What controls the spatio-temporal distribution of D-excess and 17O-excess in precipitation? A general circulation model study
1Laboratoire de Météorologie Dynamique, UMR8539, CNRS, Institut Pierre Simon Laplace, Ecole Normale Supérieure (ENS), Ecole Polytechnique (EP), Université Pierre et Marie Curie (UPMC), Boite postale 99, 4 place Jussieu, 75752 Paris cedex 05, France
2Laboratoire des sciences du climat et de l'environnement (LSCE), UMR8212 (CEA-CNRS-UVSQ), CE Saclay, Orme des Merisiers, Bât. 701, 91191 Gif-sur-Yvette, Cedex, France
3Institut de Recherche pour le Développement (IRD), Laboratoire HydroSciences Montpellier (HSM), UMR5569 (CNRS-IRD-UM1-UM2), Montpellier, France
Abstract. Combined measurements of the H218O and HDO isotopic ratios in precipitation, leading to second-order parameter D-excess, have provided additional constraints on past climates compared to the H218O isotopic ratio alone. More recently, measurements of H217O have led to another second-order parameter: 17O-excess. Recent studies suggest that 17O-excess in polar ice may provide information on evaporative conditions at the moisture source. However, the processes controlling the spatio-temporal distribution of 17O-excess are still far from being fully understood.

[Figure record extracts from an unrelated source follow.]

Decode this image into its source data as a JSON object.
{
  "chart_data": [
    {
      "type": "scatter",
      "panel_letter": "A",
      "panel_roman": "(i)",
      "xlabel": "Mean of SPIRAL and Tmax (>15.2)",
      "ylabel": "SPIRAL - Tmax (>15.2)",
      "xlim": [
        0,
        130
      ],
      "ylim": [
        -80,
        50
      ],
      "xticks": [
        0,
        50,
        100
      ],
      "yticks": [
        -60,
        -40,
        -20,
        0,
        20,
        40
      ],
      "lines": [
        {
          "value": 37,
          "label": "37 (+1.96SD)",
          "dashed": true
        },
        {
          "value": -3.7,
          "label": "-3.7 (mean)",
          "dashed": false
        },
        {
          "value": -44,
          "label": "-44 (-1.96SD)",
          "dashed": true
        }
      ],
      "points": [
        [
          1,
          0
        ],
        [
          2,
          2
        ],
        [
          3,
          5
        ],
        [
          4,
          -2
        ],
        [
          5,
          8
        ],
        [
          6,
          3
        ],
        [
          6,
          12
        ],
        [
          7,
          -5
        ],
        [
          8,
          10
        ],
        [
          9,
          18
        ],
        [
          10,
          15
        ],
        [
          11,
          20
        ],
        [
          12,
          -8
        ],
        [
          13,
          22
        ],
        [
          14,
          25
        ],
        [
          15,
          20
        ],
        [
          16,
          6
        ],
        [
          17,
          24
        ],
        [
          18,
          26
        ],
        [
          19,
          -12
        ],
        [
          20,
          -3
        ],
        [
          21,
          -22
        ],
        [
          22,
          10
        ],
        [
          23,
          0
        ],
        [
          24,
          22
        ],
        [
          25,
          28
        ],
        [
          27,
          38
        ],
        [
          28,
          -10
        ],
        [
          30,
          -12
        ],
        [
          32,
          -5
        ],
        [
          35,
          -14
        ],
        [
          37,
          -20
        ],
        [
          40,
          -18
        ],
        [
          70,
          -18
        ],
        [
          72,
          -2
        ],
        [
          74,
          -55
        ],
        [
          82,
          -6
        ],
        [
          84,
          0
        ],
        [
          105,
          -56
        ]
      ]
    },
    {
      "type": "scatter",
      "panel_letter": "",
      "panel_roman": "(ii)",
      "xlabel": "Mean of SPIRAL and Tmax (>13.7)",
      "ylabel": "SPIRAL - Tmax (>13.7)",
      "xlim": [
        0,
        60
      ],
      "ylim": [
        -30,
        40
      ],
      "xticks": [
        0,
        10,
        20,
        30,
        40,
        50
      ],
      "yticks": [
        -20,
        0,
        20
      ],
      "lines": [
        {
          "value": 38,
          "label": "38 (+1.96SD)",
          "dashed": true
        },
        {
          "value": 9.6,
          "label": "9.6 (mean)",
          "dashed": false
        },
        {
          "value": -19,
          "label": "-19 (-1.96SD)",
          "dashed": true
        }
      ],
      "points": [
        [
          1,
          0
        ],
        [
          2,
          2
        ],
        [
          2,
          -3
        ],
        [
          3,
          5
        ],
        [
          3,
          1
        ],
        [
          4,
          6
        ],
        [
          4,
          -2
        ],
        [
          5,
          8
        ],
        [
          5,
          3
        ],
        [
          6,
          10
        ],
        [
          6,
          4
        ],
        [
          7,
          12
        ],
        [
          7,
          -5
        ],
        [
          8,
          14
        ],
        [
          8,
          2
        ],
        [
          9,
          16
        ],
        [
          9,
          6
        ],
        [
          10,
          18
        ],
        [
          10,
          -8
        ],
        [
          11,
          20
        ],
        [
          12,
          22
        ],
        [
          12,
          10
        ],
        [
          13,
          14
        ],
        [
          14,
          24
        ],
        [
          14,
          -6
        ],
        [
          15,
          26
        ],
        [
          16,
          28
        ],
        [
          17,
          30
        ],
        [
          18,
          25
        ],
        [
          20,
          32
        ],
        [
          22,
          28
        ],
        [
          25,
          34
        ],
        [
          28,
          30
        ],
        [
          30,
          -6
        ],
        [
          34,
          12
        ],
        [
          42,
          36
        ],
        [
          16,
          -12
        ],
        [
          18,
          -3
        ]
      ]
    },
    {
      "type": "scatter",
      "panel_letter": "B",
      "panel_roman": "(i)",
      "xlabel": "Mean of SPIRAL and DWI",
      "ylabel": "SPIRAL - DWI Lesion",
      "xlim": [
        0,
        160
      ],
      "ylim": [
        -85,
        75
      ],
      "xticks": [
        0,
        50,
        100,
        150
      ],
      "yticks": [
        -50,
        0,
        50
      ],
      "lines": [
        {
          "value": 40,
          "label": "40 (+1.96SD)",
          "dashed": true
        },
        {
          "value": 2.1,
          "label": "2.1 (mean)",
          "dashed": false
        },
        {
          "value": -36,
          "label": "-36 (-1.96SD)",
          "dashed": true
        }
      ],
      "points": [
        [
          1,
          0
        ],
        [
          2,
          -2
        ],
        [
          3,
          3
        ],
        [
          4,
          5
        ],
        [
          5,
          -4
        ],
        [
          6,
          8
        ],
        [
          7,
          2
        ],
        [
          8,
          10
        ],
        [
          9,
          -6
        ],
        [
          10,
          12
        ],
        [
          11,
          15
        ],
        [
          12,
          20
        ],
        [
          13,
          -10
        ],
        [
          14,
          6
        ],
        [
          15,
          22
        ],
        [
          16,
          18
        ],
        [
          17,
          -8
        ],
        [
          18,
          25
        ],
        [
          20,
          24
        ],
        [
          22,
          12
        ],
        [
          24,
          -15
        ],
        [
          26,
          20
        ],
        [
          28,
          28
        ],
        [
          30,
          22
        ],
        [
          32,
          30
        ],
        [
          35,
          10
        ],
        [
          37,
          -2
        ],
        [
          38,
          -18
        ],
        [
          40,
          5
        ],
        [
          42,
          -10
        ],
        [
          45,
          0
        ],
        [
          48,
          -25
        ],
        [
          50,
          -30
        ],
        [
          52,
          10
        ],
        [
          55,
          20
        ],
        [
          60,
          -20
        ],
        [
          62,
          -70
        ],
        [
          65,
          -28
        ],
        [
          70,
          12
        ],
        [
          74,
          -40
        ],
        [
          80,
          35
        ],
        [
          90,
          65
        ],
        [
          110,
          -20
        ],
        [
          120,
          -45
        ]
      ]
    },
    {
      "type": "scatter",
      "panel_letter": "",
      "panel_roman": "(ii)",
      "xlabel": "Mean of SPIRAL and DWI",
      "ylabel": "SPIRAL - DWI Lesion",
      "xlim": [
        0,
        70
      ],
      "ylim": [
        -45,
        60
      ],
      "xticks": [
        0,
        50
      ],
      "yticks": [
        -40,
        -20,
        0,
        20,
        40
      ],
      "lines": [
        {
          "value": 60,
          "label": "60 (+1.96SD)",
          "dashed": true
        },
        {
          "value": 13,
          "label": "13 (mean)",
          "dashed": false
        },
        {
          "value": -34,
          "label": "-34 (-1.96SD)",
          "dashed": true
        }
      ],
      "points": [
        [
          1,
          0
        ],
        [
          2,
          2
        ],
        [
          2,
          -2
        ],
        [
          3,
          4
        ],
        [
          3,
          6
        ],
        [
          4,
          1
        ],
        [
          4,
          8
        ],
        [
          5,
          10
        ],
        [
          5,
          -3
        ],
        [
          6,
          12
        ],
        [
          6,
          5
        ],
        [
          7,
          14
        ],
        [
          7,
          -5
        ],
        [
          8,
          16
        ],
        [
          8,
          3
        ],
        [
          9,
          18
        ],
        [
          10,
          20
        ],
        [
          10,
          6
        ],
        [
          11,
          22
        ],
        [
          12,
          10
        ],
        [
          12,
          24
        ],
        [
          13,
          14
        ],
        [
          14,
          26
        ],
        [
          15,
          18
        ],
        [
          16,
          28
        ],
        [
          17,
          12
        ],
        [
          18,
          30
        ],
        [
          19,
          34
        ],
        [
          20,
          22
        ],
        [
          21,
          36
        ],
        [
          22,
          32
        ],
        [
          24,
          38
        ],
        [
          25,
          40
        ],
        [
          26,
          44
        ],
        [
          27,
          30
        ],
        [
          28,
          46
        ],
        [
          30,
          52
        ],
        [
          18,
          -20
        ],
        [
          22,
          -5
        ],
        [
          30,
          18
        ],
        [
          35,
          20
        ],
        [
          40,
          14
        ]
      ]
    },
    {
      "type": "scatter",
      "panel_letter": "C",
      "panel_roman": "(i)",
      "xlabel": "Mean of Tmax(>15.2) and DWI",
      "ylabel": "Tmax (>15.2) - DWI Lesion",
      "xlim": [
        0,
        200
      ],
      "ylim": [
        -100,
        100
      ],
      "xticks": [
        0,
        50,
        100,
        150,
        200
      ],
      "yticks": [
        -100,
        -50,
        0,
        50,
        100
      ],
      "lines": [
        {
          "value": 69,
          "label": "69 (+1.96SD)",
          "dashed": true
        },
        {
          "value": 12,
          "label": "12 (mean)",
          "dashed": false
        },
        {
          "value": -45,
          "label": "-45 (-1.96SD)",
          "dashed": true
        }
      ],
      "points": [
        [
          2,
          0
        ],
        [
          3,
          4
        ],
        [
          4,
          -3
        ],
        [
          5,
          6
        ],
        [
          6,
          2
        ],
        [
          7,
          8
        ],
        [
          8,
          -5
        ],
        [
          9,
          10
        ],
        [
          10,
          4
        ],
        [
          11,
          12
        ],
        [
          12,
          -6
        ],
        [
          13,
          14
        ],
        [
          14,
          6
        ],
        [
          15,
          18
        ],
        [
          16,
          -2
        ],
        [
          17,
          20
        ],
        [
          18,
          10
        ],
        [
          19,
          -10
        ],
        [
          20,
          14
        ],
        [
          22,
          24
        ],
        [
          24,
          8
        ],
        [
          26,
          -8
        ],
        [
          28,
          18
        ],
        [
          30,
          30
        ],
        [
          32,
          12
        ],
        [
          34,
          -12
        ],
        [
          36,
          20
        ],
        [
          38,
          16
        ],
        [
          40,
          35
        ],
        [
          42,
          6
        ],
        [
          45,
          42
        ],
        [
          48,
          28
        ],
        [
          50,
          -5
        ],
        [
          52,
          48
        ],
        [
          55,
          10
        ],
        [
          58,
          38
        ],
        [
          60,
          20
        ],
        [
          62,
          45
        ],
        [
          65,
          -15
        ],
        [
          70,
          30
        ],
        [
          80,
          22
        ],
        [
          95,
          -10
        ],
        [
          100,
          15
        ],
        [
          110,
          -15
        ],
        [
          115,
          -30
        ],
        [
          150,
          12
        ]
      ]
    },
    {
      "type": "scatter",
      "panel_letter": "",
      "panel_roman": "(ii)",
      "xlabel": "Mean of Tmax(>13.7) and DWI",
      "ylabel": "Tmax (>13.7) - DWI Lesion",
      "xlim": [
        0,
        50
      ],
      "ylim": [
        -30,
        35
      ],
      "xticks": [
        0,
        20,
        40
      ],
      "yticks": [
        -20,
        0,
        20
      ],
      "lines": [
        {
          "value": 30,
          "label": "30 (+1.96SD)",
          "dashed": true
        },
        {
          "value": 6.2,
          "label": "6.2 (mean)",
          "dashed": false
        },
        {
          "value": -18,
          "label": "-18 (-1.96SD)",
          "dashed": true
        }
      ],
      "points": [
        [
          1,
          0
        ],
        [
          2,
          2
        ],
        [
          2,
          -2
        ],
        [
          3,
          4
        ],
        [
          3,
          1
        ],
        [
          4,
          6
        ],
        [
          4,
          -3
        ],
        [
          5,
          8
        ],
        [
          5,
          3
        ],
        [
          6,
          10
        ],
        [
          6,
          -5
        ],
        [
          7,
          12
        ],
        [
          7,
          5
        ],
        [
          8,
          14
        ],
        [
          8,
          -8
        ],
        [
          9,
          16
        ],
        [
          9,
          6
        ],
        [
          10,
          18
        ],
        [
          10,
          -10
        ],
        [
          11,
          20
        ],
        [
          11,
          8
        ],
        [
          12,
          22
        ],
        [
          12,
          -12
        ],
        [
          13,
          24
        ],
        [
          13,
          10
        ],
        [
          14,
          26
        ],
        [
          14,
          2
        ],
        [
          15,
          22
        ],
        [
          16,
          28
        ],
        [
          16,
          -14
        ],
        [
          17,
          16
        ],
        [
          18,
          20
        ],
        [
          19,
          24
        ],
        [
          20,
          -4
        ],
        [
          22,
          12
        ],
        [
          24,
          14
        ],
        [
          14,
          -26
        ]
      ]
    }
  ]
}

We use the isotopic general circulation model LMDZ to better understand what controls D-excess and 17O-excess in precipitation at present-day (PD) and during the last glacial maximum (LGM). The simulation of D-excess and 17O-excess is evaluated against measurements in meteoric water, water vapor and polar ice cores. A set of sensitivity tests and diagnostics are used to quantify the relative effects of evaporative conditions (sea surface temperature and relative humidity), Rayleigh distillation, precipitation re-evaporation and supersaturation during condensation at low temperature.
Simulations suggest that in the tropics convective processes and rain re-evaporation are important controls on D-excess and 17O-excess. In higher latitudes, the effect of distillation, transport and mixing balance the effect of supersaturation. Since these terms are very large and near cancellation, results for both PD and LGM are very sensitive to the supersaturation function. The lower D-excess and 17O-excess at LGM simulated at LGM are dominated by the supersaturation effect. Evaporative conditions had previously been suggested to be key controling factors of D-excess and 17O-excess. In LMDZ, evaporative conditions are key in explaining the PD latitudinal and seasonal distributions, but play little role for 17O-excess and for LGM variations. However, the LMDZ may underestimate this role. More generally, some shortcomings in the simulation of 17O-excess by LMDZ suggest that GCMs are not yet the perfect tool to quantify with confidence all processes controlling 17O-excess.